R. L. Meagher Jr., M. Gallo-Meagher

Abstract


Two molecular techniques were used to identify host strains of fall armyworm, Spodoptera frugiperda (J. E. Smith) from male moths captured in pheromone-baited traps in north-central and central Florida. Moths collected in 1998 were analyzed using direct detection of mitochondrial DNA (mtDNA) RFLPs generated from restriction endonuclease digestion of total DNA, while moths collected in 2000 and 2001 were analyzed using a mitochondrial cytochrome oxidase subunit I (COI) gene PCR-RFLP marker.

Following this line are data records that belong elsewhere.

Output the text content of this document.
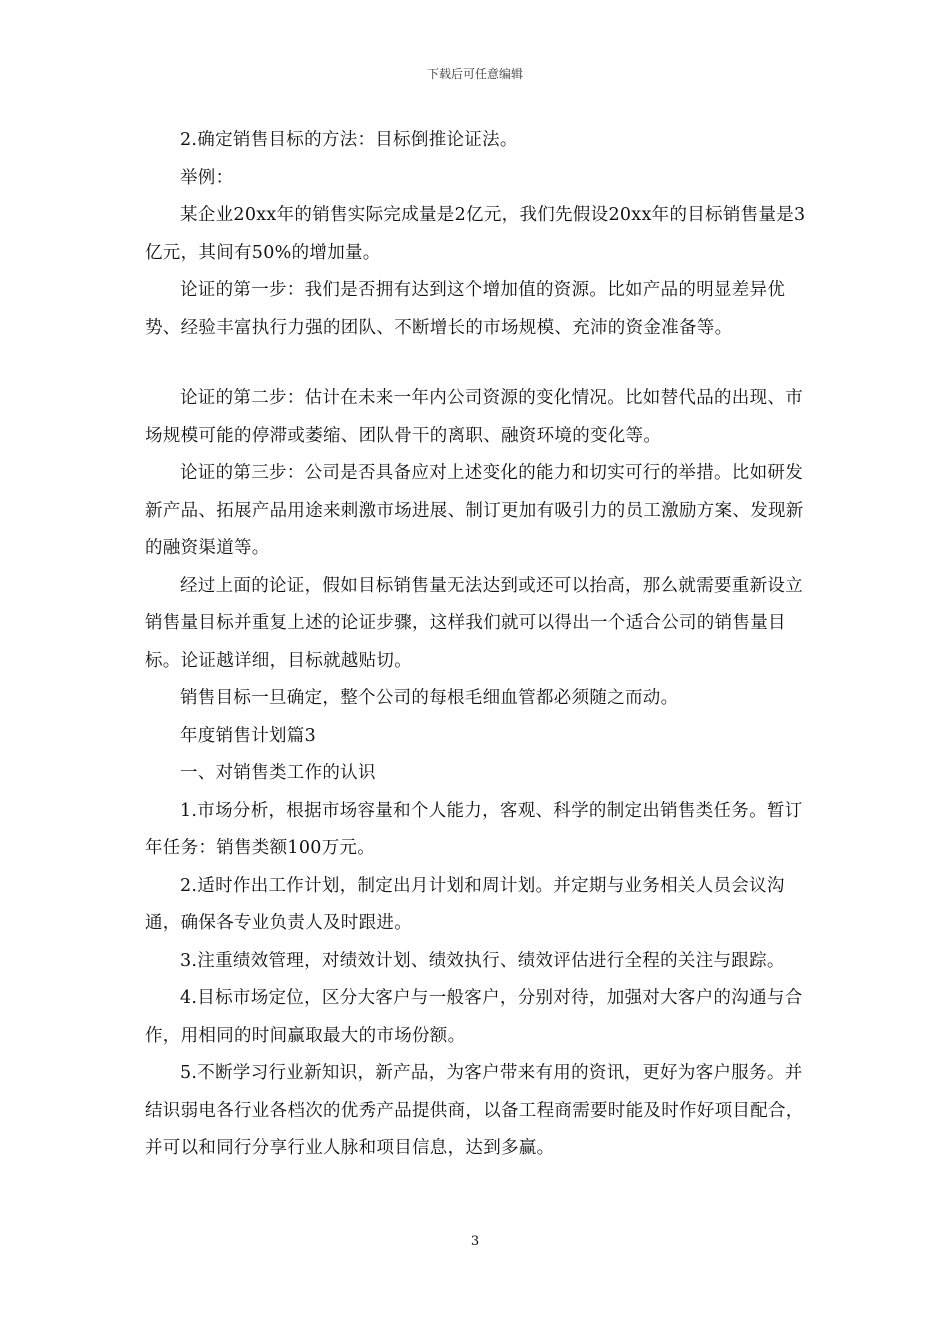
下载后可任意编辑

2.确定销售目标的方法：目标倒推论证法。

举例：

某企业20xx年的销售实际完成量是2亿元，我们先假设20xx年的目标销售量是3亿元，其间有50%的增加量。

论证的第一步：我们是否拥有达到这个增加值的资源。比如产品的明显差异优势、经验丰富执行力强的团队、不断增长的市场规模、充沛的资金准备等。

论证的第二步：估计在未来一年内公司资源的变化情况。比如替代品的出现、市场规模可能的停滞或萎缩、团队骨干的离职、融资环境的变化等。

论证的第三步：公司是否具备应对上述变化的能力和切实可行的举措。比如研发新产品、拓展产品用途来刺激市场进展、制订更加有吸引力的员工激励方案、发现新的融资渠道等。

经过上面的论证，假如目标销售量无法达到或还可以抬高，那么就需要重新设立销售量目标并重复上述的论证步骤，这样我们就可以得出一个适合公司的销售量目标。论证越详细，目标就越贴切。

销售目标一旦确定，整个公司的每根毛细血管都必须随之而动。

年度销售计划篇3

一、对销售类工作的认识

1.市场分析，根据市场容量和个人能力，客观、科学的制定出销售类任务。暂订年任务：销售类额100万元。

2.适时作出工作计划，制定出月计划和周计划。并定期与业务相关人员会议沟通，确保各专业负责人及时跟进。

3.注重绩效管理，对绩效计划、绩效执行、绩效评估进行全程的关注与跟踪。

4.目标市场定位，区分大客户与一般客户，分别对待，加强对大客户的沟通与合作，用相同的时间赢取最大的市场份额。

5.不断学习行业新知识，新产品，为客户带来有用的资讯，更好为客户服务。并结识弱电各行业各档次的优秀产品提供商，以备工程商需要时能及时作好项目配合，并可以和同行分享行业人脉和项目信息，达到多赢。

3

Both techniques could distinguish between rice and corn strain moths, however, the COI PCR-RFLP marker was more robust as indicated by a time interval experiment that showed that moths held for up to 15 days in a “bucket trap” could still be used for strain diagnosis. In a field study, our strategy gave results consistent with expectations. Rice strain moths were common in habitats with large areas of small grasses, corn strain moths were common in large areas planted to corn, and habitats with mixed large- and small-grass plantings contained both strains. Our methodology of combining pheromone traps with PCR-RFLP analysis will provide a valuable sampling system to determine the population ecology habits and strain isolating mechanisms of fall armyworm populations in numerous habitats, including overwintering areas of southern Florida.